A dispersão da diáspora sefardita fica evidente à medida que esses salta em suas brincadeiras entre lugares onde ele e sua família viveram: São Paulo, Israel, Londres, Paris, Houston, Roma.

“Não acho que geralmente temos muitas histórias sefarditas no teatro, nos livros, nos filmes”, diz Esses. “São experiências lindas, poderosas e vividas que não ouvimos. Eles são tão ricos. É essa mistura de culturas, até mesmo a ideia de um judeu falando árabe, que é tão comum para tantas pessoas – mas que pode parecer tão estranho para tantas outras”.

Enquanto muitos artistas sefarditas contam histórias de outros, Esses conta a sua própria: sua escrita tem sido uma forma de negociar um relacionamento difícil com sua família. Ao longo da apresentação, a distância entre ele e seus pais aumenta. “Eu” começa a pesar mais que “nós” no monólogo desses.

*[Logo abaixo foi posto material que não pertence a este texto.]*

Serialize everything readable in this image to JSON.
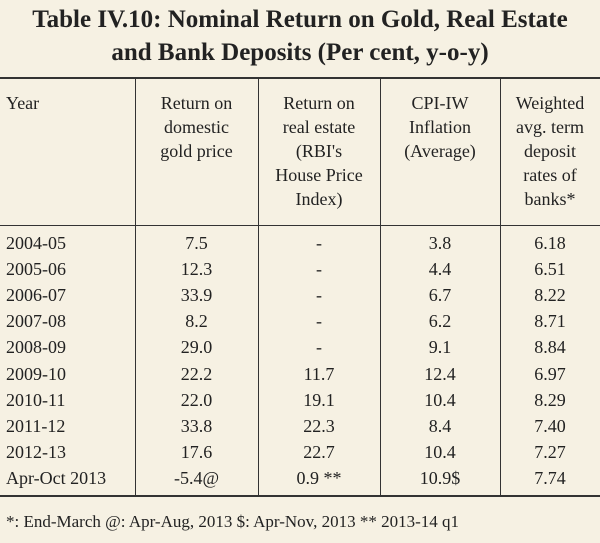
{
  "title": [
    "Table IV.10: Nominal Return on Gold, Real Estate",
    "and Bank Deposits (Per cent, y-o-y)"
  ],
  "table": {
    "headers": [
      [
        "Year"
      ],
      [
        "Return on",
        "domestic",
        "gold price"
      ],
      [
        "Return on",
        "real estate",
        "(RBI's",
        "House Price",
        "Index)"
      ],
      [
        "CPI-IW",
        "Inflation",
        "(Average)"
      ],
      [
        "Weighted",
        "avg. term",
        "deposit",
        "rates of",
        "banks*"
      ]
    ],
    "rows": [
      [
        "2004-05",
        "7.5",
        "-",
        "3.8",
        "6.18"
      ],
      [
        "2005-06",
        "12.3",
        "-",
        "4.4",
        "6.51"
      ],
      [
        "2006-07",
        "33.9",
        "-",
        "6.7",
        "8.22"
      ],
      [
        "2007-08",
        "8.2",
        "-",
        "6.2",
        "8.71"
      ],
      [
        "2008-09",
        "29.0",
        "-",
        "9.1",
        "8.84"
      ],
      [
        "2009-10",
        "22.2",
        "11.7",
        "12.4",
        "6.97"
      ],
      [
        "2010-11",
        "22.0",
        "19.1",
        "10.4",
        "8.29"
      ],
      [
        "2011-12",
        "33.8",
        "22.3",
        "8.4",
        "7.40"
      ],
      [
        "2012-13",
        "17.6",
        "22.7",
        "10.4",
        "7.27"
      ],
      [
        "Apr-Oct 2013",
        "-5.4@",
        "0.9 **",
        "10.9$",
        "7.74"
      ]
    ]
  },
  "footnote": "*: End-March @: Apr-Aug, 2013 $: Apr-Nov, 2013 ** 2013-14 q1"
}
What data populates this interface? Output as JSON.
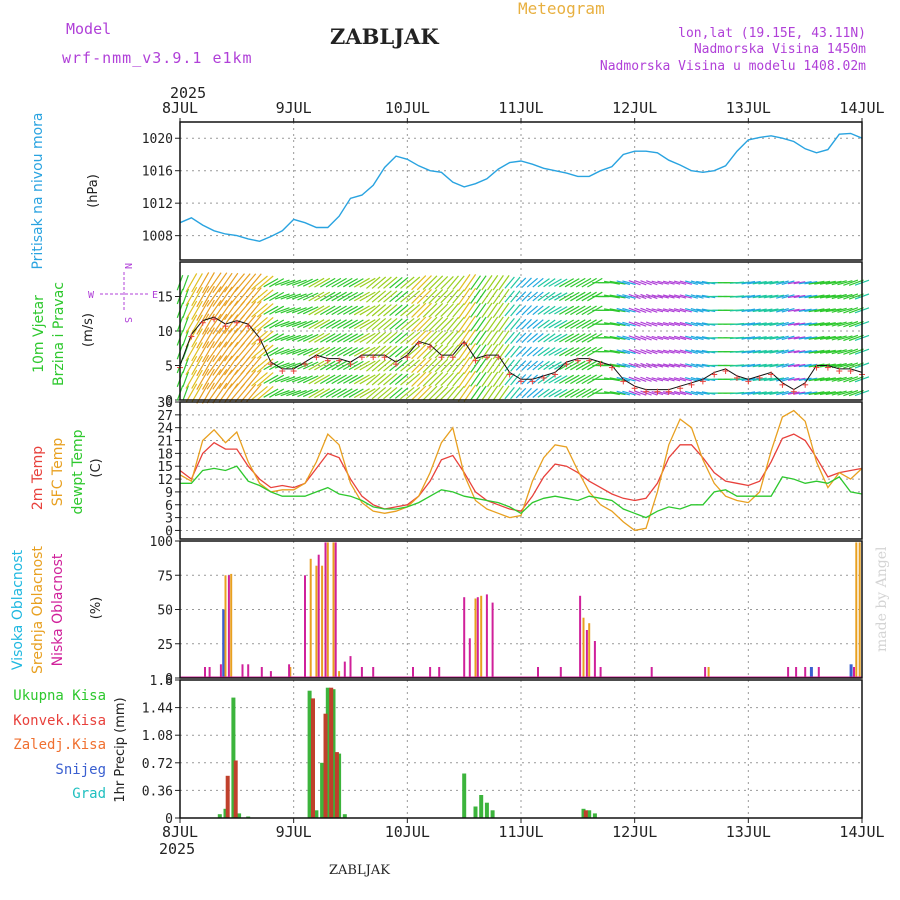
{
  "header": {
    "model_label": "Model",
    "model_name": "wrf-nmm_v3.9.1 e1km",
    "station": "ZABLJAK",
    "title": "Meteogram",
    "coords": "lon,lat (19.15E, 43.11N)",
    "elevation": "Nadmorska Visina 1450m",
    "model_elevation": "Nadmorska Visina u modelu 1408.02m",
    "year_top": "2025",
    "year_bottom": "2025",
    "footer_station": "ZABLJAK",
    "watermark": "made by Angel"
  },
  "colors": {
    "pressure": "#29a3e0",
    "red": "#e8413c",
    "orange": "#e8a020",
    "green": "#2ec82e",
    "purple": "#b040d8",
    "blue": "#3a5fd0",
    "magenta": "#d0209a",
    "cyan": "#20c0c0"
  },
  "chart_data": [
    {
      "type": "line",
      "name": "pressure",
      "ylabel_series": "Pritisak na nivou mora",
      "ylabel_unit": "(hPa)",
      "x_ticks": [
        "8JUL",
        "9JUL",
        "10JUL",
        "11JUL",
        "12JUL",
        "13JUL",
        "14JUL"
      ],
      "ylim": [
        1005,
        1022
      ],
      "y_ticks": [
        "1020",
        "1016",
        "1012",
        "1008"
      ],
      "x": [
        0,
        0.1,
        0.2,
        0.3,
        0.4,
        0.5,
        0.6,
        0.7,
        0.8,
        0.9,
        1.0,
        1.1,
        1.2,
        1.3,
        1.4,
        1.5,
        1.6,
        1.7,
        1.8,
        1.9,
        2.0,
        2.1,
        2.2,
        2.3,
        2.4,
        2.5,
        2.6,
        2.7,
        2.8,
        2.9,
        3.0,
        3.1,
        3.2,
        3.3,
        3.4,
        3.5,
        3.6,
        3.7,
        3.8,
        3.9,
        4.0,
        4.1,
        4.2,
        4.3,
        4.4,
        4.5,
        4.6,
        4.7,
        4.8,
        4.9,
        5.0,
        5.1,
        5.2,
        5.3,
        5.4,
        5.5,
        5.6,
        5.7,
        5.8,
        5.9,
        6.0
      ],
      "values": [
        1009.6,
        1010.2,
        1009.3,
        1008.6,
        1008.2,
        1008.0,
        1007.6,
        1007.3,
        1007.9,
        1008.6,
        1010.0,
        1009.6,
        1009.0,
        1009.0,
        1010.4,
        1012.6,
        1013.0,
        1014.2,
        1016.4,
        1017.8,
        1017.4,
        1016.6,
        1016.0,
        1015.8,
        1014.6,
        1014.0,
        1014.4,
        1015.0,
        1016.2,
        1017.0,
        1017.2,
        1016.8,
        1016.3,
        1016.0,
        1015.7,
        1015.3,
        1015.3,
        1016.0,
        1016.5,
        1018.0,
        1018.4,
        1018.4,
        1018.2,
        1017.3,
        1016.7,
        1016.0,
        1015.8,
        1016.0,
        1016.6,
        1018.4,
        1019.8,
        1020.1,
        1020.3,
        1020.0,
        1019.6,
        1018.7,
        1018.2,
        1018.6,
        1020.5,
        1020.6,
        1020.0
      ]
    },
    {
      "type": "line",
      "name": "wind",
      "ylabel_series_1": "10m Vjetar",
      "ylabel_series_2": "Brzina i Pravac",
      "ylabel_unit": "(m/s)",
      "compass_n": "N",
      "compass_s": "S",
      "compass_w": "W",
      "compass_e": "E",
      "ylim": [
        0,
        20
      ],
      "y_ticks": [
        "15",
        "10",
        "5",
        "0"
      ],
      "x": [
        0,
        0.1,
        0.2,
        0.3,
        0.4,
        0.5,
        0.6,
        0.7,
        0.8,
        0.9,
        1.0,
        1.1,
        1.2,
        1.3,
        1.4,
        1.5,
        1.6,
        1.7,
        1.8,
        1.9,
        2.0,
        2.1,
        2.2,
        2.3,
        2.4,
        2.5,
        2.6,
        2.7,
        2.8,
        2.9,
        3.0,
        3.1,
        3.2,
        3.3,
        3.4,
        3.5,
        3.6,
        3.7,
        3.8,
        3.9,
        4.0,
        4.1,
        4.2,
        4.3,
        4.4,
        4.5,
        4.6,
        4.7,
        4.8,
        4.9,
        5.0,
        5.1,
        5.2,
        5.3,
        5.4,
        5.5,
        5.6,
        5.7,
        5.8,
        5.9,
        6.0
      ],
      "speed": [
        5.0,
        9.5,
        11.5,
        12.0,
        11.0,
        11.5,
        11.0,
        9.0,
        5.5,
        4.5,
        4.5,
        5.5,
        6.5,
        6.0,
        6.0,
        5.5,
        6.5,
        6.5,
        6.5,
        5.5,
        6.5,
        8.5,
        8.0,
        6.5,
        6.5,
        8.5,
        6.0,
        6.5,
        6.5,
        4.0,
        3.0,
        3.0,
        3.5,
        4.0,
        5.5,
        6.0,
        6.0,
        5.5,
        5.0,
        3.0,
        2.0,
        1.5,
        1.5,
        1.5,
        2.0,
        2.5,
        3.0,
        4.0,
        4.5,
        3.5,
        3.0,
        3.5,
        4.0,
        2.5,
        1.5,
        2.5,
        5.0,
        5.0,
        4.5,
        4.5,
        4.0
      ],
      "direction_deg": [
        200,
        210,
        210,
        215,
        215,
        220,
        220,
        230,
        240,
        250,
        250,
        245,
        240,
        240,
        240,
        240,
        240,
        230,
        230,
        230,
        230,
        225,
        225,
        225,
        220,
        215,
        215,
        215,
        215,
        220,
        225,
        230,
        235,
        240,
        240,
        240,
        240,
        270,
        280,
        285,
        290,
        290,
        285,
        285,
        285,
        285,
        280,
        270,
        270,
        265,
        260,
        260,
        260,
        255,
        260,
        260,
        260,
        260,
        255,
        250,
        250
      ]
    },
    {
      "type": "line",
      "name": "temperature",
      "ylabel_series_1": "2m Temp",
      "ylabel_series_2": "SFC Temp",
      "ylabel_series_3": "dewpt Temp",
      "ylabel_unit": "(C)",
      "ylim": [
        -2,
        30
      ],
      "y_ticks": [
        "30",
        "27",
        "24",
        "21",
        "18",
        "15",
        "12",
        "9",
        "6",
        "3",
        "0"
      ],
      "x": [
        0,
        0.1,
        0.2,
        0.3,
        0.4,
        0.5,
        0.6,
        0.7,
        0.8,
        0.9,
        1.0,
        1.1,
        1.2,
        1.3,
        1.4,
        1.5,
        1.6,
        1.7,
        1.8,
        1.9,
        2.0,
        2.1,
        2.2,
        2.3,
        2.4,
        2.5,
        2.6,
        2.7,
        2.8,
        2.9,
        3.0,
        3.1,
        3.2,
        3.3,
        3.4,
        3.5,
        3.6,
        3.7,
        3.8,
        3.9,
        4.0,
        4.1,
        4.2,
        4.3,
        4.4,
        4.5,
        4.6,
        4.7,
        4.8,
        4.9,
        5.0,
        5.1,
        5.2,
        5.3,
        5.4,
        5.5,
        5.6,
        5.7,
        5.8,
        5.9,
        6.0
      ],
      "series": [
        {
          "name": "2m Temp",
          "values": [
            14.0,
            12.0,
            18.0,
            20.5,
            19.0,
            19.0,
            15.0,
            12.0,
            10.0,
            10.5,
            10.0,
            11.0,
            14.5,
            18.0,
            17.0,
            12.0,
            8.0,
            6.0,
            5.0,
            5.5,
            6.0,
            8.0,
            11.5,
            16.5,
            17.5,
            13.5,
            9.0,
            7.0,
            6.0,
            5.0,
            4.5,
            8.0,
            12.5,
            15.5,
            15.0,
            13.5,
            11.5,
            10.0,
            8.5,
            7.5,
            7.0,
            7.5,
            11.0,
            17.0,
            20.0,
            20.0,
            17.0,
            13.5,
            11.5,
            11.0,
            10.5,
            11.5,
            16.0,
            21.5,
            22.5,
            21.0,
            17.0,
            12.5,
            13.5,
            14.0,
            14.5
          ]
        },
        {
          "name": "SFC Temp",
          "values": [
            13.0,
            11.5,
            21.0,
            23.5,
            20.5,
            23.0,
            16.0,
            11.0,
            9.0,
            9.5,
            9.5,
            11.0,
            16.0,
            22.5,
            20.0,
            11.0,
            6.5,
            4.5,
            4.0,
            4.5,
            5.5,
            8.0,
            13.5,
            20.5,
            24.0,
            13.0,
            7.0,
            5.0,
            4.0,
            3.0,
            3.5,
            11.5,
            17.0,
            20.0,
            19.5,
            14.0,
            9.0,
            6.0,
            4.5,
            2.0,
            0.0,
            0.5,
            9.0,
            20.0,
            26.0,
            24.0,
            16.5,
            11.0,
            8.0,
            7.0,
            6.5,
            9.0,
            18.5,
            26.5,
            28.0,
            25.5,
            16.0,
            10.0,
            13.5,
            12.0,
            14.5
          ]
        },
        {
          "name": "dewpt Temp",
          "values": [
            11.0,
            11.0,
            14.0,
            14.5,
            14.0,
            15.0,
            11.5,
            10.5,
            9.0,
            8.0,
            8.0,
            8.0,
            9.0,
            10.0,
            8.5,
            8.0,
            7.0,
            5.5,
            5.0,
            5.0,
            5.5,
            6.5,
            8.0,
            9.5,
            9.0,
            8.0,
            7.5,
            7.0,
            6.5,
            5.5,
            4.0,
            6.5,
            7.5,
            8.0,
            7.5,
            7.0,
            8.0,
            7.5,
            7.0,
            5.0,
            4.0,
            3.0,
            4.5,
            5.5,
            5.0,
            6.0,
            6.0,
            9.0,
            9.5,
            8.0,
            8.0,
            8.0,
            8.0,
            12.5,
            12.0,
            11.0,
            11.5,
            11.0,
            12.5,
            9.0,
            8.5
          ]
        }
      ]
    },
    {
      "type": "bar",
      "name": "cloud",
      "ylabel_series_1": "Visoka Oblacnost",
      "ylabel_series_2": "Srednja Oblacnost",
      "ylabel_series_3": "Niska Oblacnost",
      "ylabel_unit": "(%)",
      "ylim": [
        0,
        100
      ],
      "y_ticks": [
        "100",
        "75",
        "50",
        "25",
        "0"
      ],
      "series": [
        {
          "name": "Visoka",
          "points": [
            [
              0.38,
              50
            ],
            [
              5.55,
              8
            ],
            [
              5.9,
              10
            ]
          ]
        },
        {
          "name": "Srednja",
          "points": [
            [
              0.4,
              75
            ],
            [
              0.45,
              76
            ],
            [
              0.97,
              8
            ],
            [
              1.15,
              87
            ],
            [
              1.2,
              82
            ],
            [
              1.25,
              82
            ],
            [
              1.3,
              99
            ],
            [
              1.35,
              99
            ],
            [
              1.4,
              5
            ],
            [
              2.6,
              58
            ],
            [
              2.65,
              60
            ],
            [
              3.55,
              44
            ],
            [
              3.6,
              40
            ],
            [
              4.65,
              8
            ],
            [
              5.95,
              99
            ],
            [
              5.98,
              99
            ]
          ]
        },
        {
          "name": "Niska",
          "points": [
            [
              0.22,
              8
            ],
            [
              0.26,
              8
            ],
            [
              0.36,
              10
            ],
            [
              0.43,
              75
            ],
            [
              0.55,
              10
            ],
            [
              0.6,
              10
            ],
            [
              0.72,
              8
            ],
            [
              0.8,
              5
            ],
            [
              0.96,
              10
            ],
            [
              1.1,
              75
            ],
            [
              1.22,
              90
            ],
            [
              1.28,
              99
            ],
            [
              1.37,
              99
            ],
            [
              1.45,
              12
            ],
            [
              1.5,
              16
            ],
            [
              1.6,
              8
            ],
            [
              1.7,
              8
            ],
            [
              2.05,
              8
            ],
            [
              2.2,
              8
            ],
            [
              2.28,
              8
            ],
            [
              2.5,
              59
            ],
            [
              2.55,
              29
            ],
            [
              2.62,
              59
            ],
            [
              2.7,
              61
            ],
            [
              2.75,
              55
            ],
            [
              3.15,
              8
            ],
            [
              3.35,
              8
            ],
            [
              3.52,
              60
            ],
            [
              3.58,
              35
            ],
            [
              3.65,
              27
            ],
            [
              3.7,
              8
            ],
            [
              4.15,
              8
            ],
            [
              4.62,
              8
            ],
            [
              5.35,
              8
            ],
            [
              5.42,
              8
            ],
            [
              5.5,
              8
            ],
            [
              5.62,
              8
            ],
            [
              5.93,
              8
            ]
          ]
        }
      ]
    },
    {
      "type": "bar",
      "name": "precip",
      "ylabel_series_1": "Ukupna Kisa",
      "ylabel_series_2": "Konvek.Kisa",
      "ylabel_series_3": "Zaledj.Kisa",
      "ylabel_series_4": "Snijeg",
      "ylabel_series_5": "Grad",
      "ylabel_unit": "1hr Precip (mm)",
      "ylim": [
        0,
        1.8
      ],
      "y_ticks": [
        "1.8",
        "1.44",
        "1.08",
        "0.72",
        "0.36",
        "0"
      ],
      "series": [
        {
          "name": "Ukupna Kisa",
          "points": [
            [
              0.35,
              0.05
            ],
            [
              0.4,
              0.12
            ],
            [
              0.47,
              1.57
            ],
            [
              0.52,
              0.06
            ],
            [
              0.6,
              0.02
            ],
            [
              1.14,
              1.66
            ],
            [
              1.2,
              0.1
            ],
            [
              1.25,
              0.72
            ],
            [
              1.3,
              1.7
            ],
            [
              1.35,
              1.68
            ],
            [
              1.4,
              0.84
            ],
            [
              1.45,
              0.05
            ],
            [
              2.5,
              0.58
            ],
            [
              2.6,
              0.15
            ],
            [
              2.65,
              0.3
            ],
            [
              2.7,
              0.2
            ],
            [
              2.75,
              0.1
            ],
            [
              3.55,
              0.12
            ],
            [
              3.6,
              0.1
            ],
            [
              3.65,
              0.06
            ]
          ]
        },
        {
          "name": "Konvek.Kisa",
          "points": [
            [
              0.42,
              0.55
            ],
            [
              0.49,
              0.75
            ],
            [
              1.17,
              1.56
            ],
            [
              1.28,
              1.36
            ],
            [
              1.33,
              1.7
            ],
            [
              1.38,
              0.86
            ],
            [
              3.57,
              0.1
            ]
          ]
        }
      ]
    }
  ],
  "x_axis": {
    "day_labels": [
      "8JUL",
      "9JUL",
      "10JUL",
      "11JUL",
      "12JUL",
      "13JUL",
      "14JUL"
    ]
  }
}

“Parte disso era abraçar todas as partes de mim. Esse é um trabalho pessoal deste trabalho”, disse ele. “Eu estava questionando esses limites com minha família e dentro de mim. É um trabalho constante, não é? O que eu preciso para minha vida hoje para que eu possa ter … uma vida saudável e saudável – todas essas perguntas estavam lá.”

O tom confiante da performance é indicativo de onde ele terminou.

“Tem sido um verdadeiro processo de cura, e um dos pontos foi absolutamente afirmar todas as minhas identidades – e fazer isso sem remorso”, diz ele. “É sobre descobrir e aprender que tenho escolhas. Eu não tenho que seguir o caminho de ninguém.”

Esses escreveram a peça antes de COVID-19 se estabelecer; antes da enorme crise financeira do Líbano ou da explosão em Beirute que matou centenas e feriu milhares de outras pessoas; e apenas logo depois que o presidente de extrema direita do Brasil, Jair Bolsonaro, a quem Esses se opõe, foi eleito.

“Às vezes, são necessárias pequenas adaptações e atualizações”, admitiu Esses.

Mas ele espera que a pandemia o ajude a se conectar ainda mais com seu público.

“Acho que as pessoas vão se relacionar mais com as situações de mudança em nossas vidas. No passado, quando eu estava me apresentando e falando sobre migração, algumas pessoas nunca se viram forçadas a migrar”, explica ele. “Acho que agora, com o COVID e tudo o que está acontecendo, as pessoas podem ver como o mundo muda e as coisas podem nos forçar a mudar.”